Home is the New Enterprise

A strong business culture will be even more important in the post-pandemic, distributed-workforce world

Part II

Culture is the lifeblood of every business.

A strong, vibrant culture is more important than a great product; more valuable than a high-performing sales team; more necessary than a perfect market fit. Culture truly does eat strategy for breakfast.

Why is this?

It is because businesses with strong cultures - cultures of mutual trust, transparency, accountability, collaboration, ownership, and an unwavering commitment to well- understood, common goals - can adapt quickly to overcome even the toughest challenges.

Companies with strong cultures can remain focused on the mission and minimize the negative impacts of competitive headwinds or economic downturns. Companies with weak cultures struggle mightily in the face of adversity and are much more likely to flail about or fail outright.

Even in the best of times, creating and maintaining a strong culture is hard work and these are hardly the best of times. The unforeseen and largely unplanned-for Covid-19 pandemic is completely changing business and business culture.

The most disruptive pandemic-related change by far - and one that many business commentators and theorists are already speculating will be permanent - is that millions of employees at companies both large and small are now working from home.

A distributed workforce model is highly likely the “new normal” and it has vast implications for both individual employees, for management teams and for corporate culture. Google just announced their employees will work from home for the remainder of the year and I think remote work will become far more prevalent and acceptable going forward.

In my view, the winning businesses in this changed environment will be those that have the will and skill, the innovation and creativity to build or replicate healthy cultures in a distributed-workforce environment and make sure that sustaining cultural strength is a high priority.

What are some of the key elements for success?

Perhaps we can learn from companies that opted for a completely distributed workforce from inception. One such company is GitLab, the leader in collaboration tools for devops. The company has always had a 100% remote workforce – there is no company headquarters. This is reflected in its functional organization structure – they have a person whose title is ‘head of remote,’ which is responsible for the intersection of culture, process, transparency, collaboration, efficiency, inclusivity, onboarding, hiring, employer branding, and communication.

To scale this distributed company culture, GitLab developed a comprehensive employee handbook so that all have a clear set of guidelines about how the company will operate in a distributed environment.

For the vast majority of companies that are not ‘remote-first’ like GitLab, succeeding will a require a combination of what has worked in the past, along with the adoption of new tools and technologies that will enable distributed employees and teams to be as effective, connected, motivated and productive as they have been in traditional business settings.

First, communications. Second, communications, Third, communications.

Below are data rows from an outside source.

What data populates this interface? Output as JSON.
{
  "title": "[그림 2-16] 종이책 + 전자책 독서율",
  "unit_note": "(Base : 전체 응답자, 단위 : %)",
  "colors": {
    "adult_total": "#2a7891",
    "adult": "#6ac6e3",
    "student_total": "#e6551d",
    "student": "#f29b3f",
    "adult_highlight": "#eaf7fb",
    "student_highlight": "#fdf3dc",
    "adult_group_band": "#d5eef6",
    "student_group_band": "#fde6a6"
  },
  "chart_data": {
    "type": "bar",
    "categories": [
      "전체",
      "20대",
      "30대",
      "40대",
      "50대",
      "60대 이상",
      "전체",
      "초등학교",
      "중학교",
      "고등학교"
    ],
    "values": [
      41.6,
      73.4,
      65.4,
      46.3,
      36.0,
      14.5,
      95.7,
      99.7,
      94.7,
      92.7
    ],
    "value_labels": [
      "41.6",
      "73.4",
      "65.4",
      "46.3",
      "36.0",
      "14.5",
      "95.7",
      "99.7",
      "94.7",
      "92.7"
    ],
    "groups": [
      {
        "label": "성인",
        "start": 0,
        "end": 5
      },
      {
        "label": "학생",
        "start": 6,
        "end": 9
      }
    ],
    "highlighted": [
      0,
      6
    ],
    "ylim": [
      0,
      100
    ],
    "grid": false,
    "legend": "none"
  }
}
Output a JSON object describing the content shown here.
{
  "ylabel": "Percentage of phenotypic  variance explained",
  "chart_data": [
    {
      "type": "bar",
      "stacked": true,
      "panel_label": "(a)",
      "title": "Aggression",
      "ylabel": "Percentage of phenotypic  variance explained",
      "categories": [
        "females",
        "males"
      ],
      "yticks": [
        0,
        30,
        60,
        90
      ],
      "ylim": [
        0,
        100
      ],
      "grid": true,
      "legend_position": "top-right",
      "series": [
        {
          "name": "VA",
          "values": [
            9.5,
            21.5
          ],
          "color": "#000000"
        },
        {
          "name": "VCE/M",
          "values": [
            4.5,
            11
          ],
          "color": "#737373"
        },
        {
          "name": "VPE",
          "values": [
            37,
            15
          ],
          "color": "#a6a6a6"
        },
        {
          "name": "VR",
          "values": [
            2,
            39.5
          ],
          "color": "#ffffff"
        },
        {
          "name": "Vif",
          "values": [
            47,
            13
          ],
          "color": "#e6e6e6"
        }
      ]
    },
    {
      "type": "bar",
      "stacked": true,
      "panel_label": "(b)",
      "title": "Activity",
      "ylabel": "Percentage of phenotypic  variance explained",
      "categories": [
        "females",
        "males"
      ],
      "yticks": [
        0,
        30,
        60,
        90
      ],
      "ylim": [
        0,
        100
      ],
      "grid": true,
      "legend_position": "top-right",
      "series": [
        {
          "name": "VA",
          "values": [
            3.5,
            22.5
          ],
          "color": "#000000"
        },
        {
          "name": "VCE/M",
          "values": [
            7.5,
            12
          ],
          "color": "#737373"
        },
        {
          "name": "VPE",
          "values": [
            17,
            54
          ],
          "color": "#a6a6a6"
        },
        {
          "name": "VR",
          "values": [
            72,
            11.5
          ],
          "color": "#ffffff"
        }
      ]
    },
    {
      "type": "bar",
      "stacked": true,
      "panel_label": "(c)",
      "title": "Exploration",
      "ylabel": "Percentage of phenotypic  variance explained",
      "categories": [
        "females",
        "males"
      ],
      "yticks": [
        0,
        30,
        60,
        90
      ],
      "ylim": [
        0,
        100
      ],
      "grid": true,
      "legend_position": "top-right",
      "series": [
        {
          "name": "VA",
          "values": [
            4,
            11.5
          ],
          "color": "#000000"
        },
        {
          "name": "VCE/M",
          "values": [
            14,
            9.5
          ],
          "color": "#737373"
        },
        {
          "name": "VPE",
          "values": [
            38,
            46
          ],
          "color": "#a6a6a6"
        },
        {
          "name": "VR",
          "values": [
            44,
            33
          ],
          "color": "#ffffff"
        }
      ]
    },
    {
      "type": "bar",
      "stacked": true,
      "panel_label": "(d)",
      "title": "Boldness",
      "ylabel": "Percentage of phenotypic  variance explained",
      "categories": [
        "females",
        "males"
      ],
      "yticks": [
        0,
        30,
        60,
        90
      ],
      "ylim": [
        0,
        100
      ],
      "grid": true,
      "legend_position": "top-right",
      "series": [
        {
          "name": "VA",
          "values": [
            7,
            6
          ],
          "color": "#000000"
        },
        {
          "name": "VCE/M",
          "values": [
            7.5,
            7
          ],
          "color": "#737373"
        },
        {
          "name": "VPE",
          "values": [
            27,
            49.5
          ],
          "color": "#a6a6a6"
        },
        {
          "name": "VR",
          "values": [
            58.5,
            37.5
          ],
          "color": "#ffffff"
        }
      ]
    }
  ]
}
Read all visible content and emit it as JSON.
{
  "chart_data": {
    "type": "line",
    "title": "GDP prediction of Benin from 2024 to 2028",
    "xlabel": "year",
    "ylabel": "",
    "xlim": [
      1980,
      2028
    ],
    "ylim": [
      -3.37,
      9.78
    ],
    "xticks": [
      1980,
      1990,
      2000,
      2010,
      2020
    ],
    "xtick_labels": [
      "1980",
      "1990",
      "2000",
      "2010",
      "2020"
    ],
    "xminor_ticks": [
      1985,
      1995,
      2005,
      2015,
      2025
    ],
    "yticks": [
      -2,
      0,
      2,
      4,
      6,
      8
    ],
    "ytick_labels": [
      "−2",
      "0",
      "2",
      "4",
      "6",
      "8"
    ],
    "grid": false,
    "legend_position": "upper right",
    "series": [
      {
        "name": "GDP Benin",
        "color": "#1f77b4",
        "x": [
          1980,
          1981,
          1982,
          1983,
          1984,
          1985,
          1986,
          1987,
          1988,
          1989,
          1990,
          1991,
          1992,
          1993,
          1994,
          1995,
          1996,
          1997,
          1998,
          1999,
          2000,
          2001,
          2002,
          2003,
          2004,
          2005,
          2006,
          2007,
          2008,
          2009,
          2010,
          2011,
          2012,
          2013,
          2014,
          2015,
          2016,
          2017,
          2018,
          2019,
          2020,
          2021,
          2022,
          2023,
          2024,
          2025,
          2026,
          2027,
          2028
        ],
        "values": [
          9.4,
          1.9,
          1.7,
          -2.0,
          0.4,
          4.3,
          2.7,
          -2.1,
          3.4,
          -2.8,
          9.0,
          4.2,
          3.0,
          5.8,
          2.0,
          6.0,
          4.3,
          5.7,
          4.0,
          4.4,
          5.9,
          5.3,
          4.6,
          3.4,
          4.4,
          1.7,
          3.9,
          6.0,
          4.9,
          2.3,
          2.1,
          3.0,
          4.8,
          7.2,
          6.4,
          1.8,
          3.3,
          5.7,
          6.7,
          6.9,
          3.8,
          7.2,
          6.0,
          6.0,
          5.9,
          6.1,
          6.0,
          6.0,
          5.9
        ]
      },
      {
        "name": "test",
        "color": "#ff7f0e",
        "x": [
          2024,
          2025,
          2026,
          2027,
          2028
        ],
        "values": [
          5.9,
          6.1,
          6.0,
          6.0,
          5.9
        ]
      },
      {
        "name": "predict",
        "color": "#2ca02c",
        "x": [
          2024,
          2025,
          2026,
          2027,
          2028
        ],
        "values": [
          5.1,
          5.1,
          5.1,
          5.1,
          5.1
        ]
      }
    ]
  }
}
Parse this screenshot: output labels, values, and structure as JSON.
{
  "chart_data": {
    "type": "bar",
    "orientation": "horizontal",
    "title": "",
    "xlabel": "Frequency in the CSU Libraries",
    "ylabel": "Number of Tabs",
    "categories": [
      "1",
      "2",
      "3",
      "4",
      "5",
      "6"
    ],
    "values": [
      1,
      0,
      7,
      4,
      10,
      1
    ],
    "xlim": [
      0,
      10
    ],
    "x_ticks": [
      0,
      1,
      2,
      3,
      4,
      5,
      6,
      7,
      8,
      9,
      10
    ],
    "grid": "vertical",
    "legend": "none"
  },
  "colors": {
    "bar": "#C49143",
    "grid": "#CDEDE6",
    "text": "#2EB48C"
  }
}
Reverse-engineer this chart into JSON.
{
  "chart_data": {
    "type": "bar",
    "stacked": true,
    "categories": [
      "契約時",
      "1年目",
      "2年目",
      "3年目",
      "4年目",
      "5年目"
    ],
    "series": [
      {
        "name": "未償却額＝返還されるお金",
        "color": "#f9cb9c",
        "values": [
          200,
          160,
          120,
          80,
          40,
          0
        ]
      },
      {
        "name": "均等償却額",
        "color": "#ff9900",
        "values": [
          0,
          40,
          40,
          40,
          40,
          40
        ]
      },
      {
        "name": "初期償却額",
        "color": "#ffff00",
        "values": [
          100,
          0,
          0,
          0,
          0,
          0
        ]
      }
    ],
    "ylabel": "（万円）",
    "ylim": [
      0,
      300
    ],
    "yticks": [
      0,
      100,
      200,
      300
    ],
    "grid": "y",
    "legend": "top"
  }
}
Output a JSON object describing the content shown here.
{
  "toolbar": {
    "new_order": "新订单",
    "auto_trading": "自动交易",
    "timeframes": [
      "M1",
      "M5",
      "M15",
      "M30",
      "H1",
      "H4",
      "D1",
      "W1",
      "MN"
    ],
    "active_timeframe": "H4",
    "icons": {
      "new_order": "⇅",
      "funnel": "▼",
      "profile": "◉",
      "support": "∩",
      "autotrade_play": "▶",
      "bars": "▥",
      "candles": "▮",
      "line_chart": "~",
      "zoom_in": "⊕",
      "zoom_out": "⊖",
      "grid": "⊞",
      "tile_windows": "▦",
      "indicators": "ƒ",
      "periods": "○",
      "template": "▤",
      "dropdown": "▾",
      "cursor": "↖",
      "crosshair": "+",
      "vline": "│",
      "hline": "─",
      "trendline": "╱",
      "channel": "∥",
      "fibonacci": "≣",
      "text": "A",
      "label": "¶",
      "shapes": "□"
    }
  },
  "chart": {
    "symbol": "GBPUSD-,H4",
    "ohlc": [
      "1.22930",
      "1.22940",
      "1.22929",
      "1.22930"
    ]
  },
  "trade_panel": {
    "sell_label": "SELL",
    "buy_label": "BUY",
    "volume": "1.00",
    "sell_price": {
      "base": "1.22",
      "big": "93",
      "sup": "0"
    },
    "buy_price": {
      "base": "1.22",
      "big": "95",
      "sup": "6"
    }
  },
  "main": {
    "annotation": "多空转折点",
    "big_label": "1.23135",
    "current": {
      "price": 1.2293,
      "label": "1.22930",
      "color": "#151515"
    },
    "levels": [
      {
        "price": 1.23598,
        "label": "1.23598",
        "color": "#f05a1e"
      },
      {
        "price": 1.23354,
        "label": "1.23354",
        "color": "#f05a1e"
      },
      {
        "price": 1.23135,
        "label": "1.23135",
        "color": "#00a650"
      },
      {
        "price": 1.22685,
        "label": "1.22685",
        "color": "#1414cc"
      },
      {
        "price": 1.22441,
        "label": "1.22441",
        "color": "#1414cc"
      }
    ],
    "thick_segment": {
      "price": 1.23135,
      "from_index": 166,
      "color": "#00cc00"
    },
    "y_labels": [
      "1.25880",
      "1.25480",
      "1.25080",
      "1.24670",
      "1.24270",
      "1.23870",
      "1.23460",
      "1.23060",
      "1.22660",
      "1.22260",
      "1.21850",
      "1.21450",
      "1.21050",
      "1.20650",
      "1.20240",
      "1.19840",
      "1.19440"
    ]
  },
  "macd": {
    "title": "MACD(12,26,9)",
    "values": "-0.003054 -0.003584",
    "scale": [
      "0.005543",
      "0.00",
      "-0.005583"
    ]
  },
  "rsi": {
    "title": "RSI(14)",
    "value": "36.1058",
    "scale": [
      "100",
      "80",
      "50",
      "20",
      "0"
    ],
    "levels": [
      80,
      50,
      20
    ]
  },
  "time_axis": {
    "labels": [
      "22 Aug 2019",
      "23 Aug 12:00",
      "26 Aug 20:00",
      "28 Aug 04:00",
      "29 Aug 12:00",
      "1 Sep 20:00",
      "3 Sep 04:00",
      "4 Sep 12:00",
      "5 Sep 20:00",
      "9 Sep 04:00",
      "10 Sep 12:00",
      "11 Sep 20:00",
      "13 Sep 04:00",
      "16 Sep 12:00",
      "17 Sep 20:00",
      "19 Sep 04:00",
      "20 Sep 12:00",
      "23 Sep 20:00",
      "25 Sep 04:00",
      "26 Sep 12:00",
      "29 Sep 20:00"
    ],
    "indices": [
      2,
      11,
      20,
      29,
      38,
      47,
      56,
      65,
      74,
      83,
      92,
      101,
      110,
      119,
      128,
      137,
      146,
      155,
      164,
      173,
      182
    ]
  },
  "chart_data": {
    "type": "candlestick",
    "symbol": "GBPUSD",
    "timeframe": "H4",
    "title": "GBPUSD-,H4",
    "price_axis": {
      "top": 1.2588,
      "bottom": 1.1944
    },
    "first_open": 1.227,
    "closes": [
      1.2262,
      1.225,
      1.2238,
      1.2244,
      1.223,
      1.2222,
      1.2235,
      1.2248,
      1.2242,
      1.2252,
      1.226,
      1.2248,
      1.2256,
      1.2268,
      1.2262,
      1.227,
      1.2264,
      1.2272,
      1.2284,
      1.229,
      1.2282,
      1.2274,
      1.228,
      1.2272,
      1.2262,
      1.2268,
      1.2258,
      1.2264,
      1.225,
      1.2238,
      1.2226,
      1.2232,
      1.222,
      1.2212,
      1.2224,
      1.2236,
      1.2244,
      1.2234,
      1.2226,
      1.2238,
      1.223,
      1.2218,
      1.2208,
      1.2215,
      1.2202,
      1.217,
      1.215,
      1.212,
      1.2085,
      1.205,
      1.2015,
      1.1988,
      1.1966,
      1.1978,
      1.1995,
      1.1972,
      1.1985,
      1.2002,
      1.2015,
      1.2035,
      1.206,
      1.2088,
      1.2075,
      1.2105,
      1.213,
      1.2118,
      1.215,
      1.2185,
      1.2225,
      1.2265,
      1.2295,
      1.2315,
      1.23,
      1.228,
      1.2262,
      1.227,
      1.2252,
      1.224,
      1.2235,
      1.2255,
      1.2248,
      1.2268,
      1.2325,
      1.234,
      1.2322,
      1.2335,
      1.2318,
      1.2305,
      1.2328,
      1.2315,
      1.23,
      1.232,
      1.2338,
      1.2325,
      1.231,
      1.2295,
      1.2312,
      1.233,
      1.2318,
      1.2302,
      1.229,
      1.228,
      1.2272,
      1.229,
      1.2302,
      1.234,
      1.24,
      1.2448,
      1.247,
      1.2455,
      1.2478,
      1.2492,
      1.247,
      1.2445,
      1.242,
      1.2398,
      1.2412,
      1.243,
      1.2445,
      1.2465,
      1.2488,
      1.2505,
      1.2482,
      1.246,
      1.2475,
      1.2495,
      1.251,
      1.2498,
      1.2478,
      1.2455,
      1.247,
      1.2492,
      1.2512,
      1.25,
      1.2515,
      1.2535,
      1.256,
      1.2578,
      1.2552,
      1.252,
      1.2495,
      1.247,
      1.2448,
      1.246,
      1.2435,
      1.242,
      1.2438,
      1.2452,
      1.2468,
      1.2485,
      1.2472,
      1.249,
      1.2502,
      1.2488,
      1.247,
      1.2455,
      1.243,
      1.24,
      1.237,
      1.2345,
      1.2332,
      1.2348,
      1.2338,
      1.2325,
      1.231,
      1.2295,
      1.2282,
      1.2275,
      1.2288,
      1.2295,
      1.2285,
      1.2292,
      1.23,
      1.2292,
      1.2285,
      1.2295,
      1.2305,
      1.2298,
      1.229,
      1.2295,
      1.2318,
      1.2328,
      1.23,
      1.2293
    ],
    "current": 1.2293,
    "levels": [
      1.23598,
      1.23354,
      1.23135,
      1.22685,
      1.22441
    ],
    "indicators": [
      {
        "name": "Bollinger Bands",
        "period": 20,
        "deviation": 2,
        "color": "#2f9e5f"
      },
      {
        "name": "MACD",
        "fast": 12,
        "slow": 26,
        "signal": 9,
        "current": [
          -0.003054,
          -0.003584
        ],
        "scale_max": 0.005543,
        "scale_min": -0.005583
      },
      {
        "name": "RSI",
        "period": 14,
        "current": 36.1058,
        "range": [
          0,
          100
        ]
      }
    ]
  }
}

I am tripling down on this point because no matter how diligent and dedicated an employee, working alone from home permanently can produce feelings of isolation and a lack of connection to the business. All communications must be relevant, motivational, and interesting.

At Black Duck Software we had a VP of Culture whose job it was to oversee internal communications. Tim Kenny had an amazing ability to make our internal communications fun and memorable. He had a real sense of stagecraft. After each meeting, company morale surged.

As companies shift to a more a distributed workforce companies need to acknowledge the disconnection challenge at the outset, creating and executing plans for more frequent communications with employees, as well as more opportunities for employees to

communicate and engage with peers and managers. Soliciting and sharing employee feedback on the communications initiatives will enable companies to better measure effectiveness and adjusting accordingly.

At the outset of this piece I listed attributes of strong cultures - mutual trust, focus, transparency, accountability, collaboration, ownership, and an unwavering commitment to well-understood, common goals.

I believe these attributes can - with emphasis on frequent, clear, honest communications - be hallmarks of a company with a distributed workforce. It is not about where you work. It is about how you feel about the work you are doing, how you and your work are valued.

At Black Duck, at the beginning of each year, we would set four or five key goals for the business, (revenue, profitability, new customer acquisition, product delivery dates...) which we’d announce at an all hands meeting.

Those goals were printed on a credit-card-sized piece of plastic and given to each employee. They could fit in a wallet or be taped to a desktop. Year-end bonuses were calculated based on achieving those goals. They never changed. We never moved the goalposts.

During an all hands meeting at the end of each quarter I would report in detail on the progress we were making - or were not making - on each goal. Though Black Duck was a private company we also shared all the financial numbers with the entire company and every employee had stock options.

That openness, accountability, frequent communications, and transparency-built trust. That trust sharpened focus and increased collaboration.

It was not magic.

With thoughtful planning, skillful execution, and superb communications a strong culture can be built or replicated in a distributed work environment.